The three elements of the foundation

The foundation of a sponsorship relationship is honesty, and honesty comprises the following:

  • Sincerity of purpose
  • Candour
  • Truthfulness 

Sincerity of purpose chiefly means wanting to have a spiritual awakening, above all else, yes, to recover, but secondly and, as importantly, for its own sake. When this is lacking, there tends to be one of two things going on. Either the individual is seeking a personal relationship with the sponsor, and the programme is merely the pretext, the literal stepladder enabling the individual to reach the object, or the individual would like to give the appearance, to pay lip service, to squeeze through the amber light, but without any intrinsic interest in the objects and substance of the programme.

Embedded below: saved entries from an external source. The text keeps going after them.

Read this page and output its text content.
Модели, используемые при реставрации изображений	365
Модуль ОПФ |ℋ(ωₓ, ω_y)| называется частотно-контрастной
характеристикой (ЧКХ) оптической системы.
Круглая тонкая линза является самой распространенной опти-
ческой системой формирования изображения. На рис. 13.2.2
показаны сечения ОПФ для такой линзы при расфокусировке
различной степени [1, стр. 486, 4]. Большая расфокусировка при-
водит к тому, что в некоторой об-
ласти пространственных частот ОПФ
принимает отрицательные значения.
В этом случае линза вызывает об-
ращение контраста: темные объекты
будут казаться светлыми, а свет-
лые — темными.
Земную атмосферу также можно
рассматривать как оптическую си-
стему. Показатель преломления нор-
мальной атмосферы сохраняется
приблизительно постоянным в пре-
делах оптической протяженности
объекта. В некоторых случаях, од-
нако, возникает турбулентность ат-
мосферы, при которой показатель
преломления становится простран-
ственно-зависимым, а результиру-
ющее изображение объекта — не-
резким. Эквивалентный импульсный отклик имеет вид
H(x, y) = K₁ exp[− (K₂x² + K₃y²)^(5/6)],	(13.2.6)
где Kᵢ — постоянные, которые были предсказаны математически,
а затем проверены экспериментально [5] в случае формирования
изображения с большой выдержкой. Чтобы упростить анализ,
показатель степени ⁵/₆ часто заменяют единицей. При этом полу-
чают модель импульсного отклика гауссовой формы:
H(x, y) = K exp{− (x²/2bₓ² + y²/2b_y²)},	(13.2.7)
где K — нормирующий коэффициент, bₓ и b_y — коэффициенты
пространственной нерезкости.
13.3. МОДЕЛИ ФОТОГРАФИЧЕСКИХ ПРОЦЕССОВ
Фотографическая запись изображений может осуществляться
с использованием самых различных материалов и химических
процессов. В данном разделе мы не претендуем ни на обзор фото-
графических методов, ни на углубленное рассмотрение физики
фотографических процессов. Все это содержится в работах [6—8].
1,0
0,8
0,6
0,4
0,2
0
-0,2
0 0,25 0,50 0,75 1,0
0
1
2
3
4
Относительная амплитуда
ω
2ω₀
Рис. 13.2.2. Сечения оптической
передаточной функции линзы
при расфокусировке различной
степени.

Candour is about the voluntary disclosure of important information. Sponsorship is a relationship, and, without candour on the part of the sponsee, which means making sure that the sponsor acquires and maintains a good overview of the individual's life and how they are living it, the relationship cannot exist. It is the oxygen the relationship requires. The voluntary aspect is important. If the truth has to be wheedled and connived out of the individual through systems, procedures, pressure, and, in extremis, cross-examination, the juice is not worth the squeeze, and Suspicion must be allowed its contention that the individual is concealing all sorts of other choice morsels.

Truthfulness is plain: the simple, accurate reporting of relevant information, without embellishment, hyperbole, distortion, minimisation, or embedding in an array of irrelevant facts (the 'Where's Waldo?' tactic).

No one is perfect, but the attempt to live by the above principles must be credible.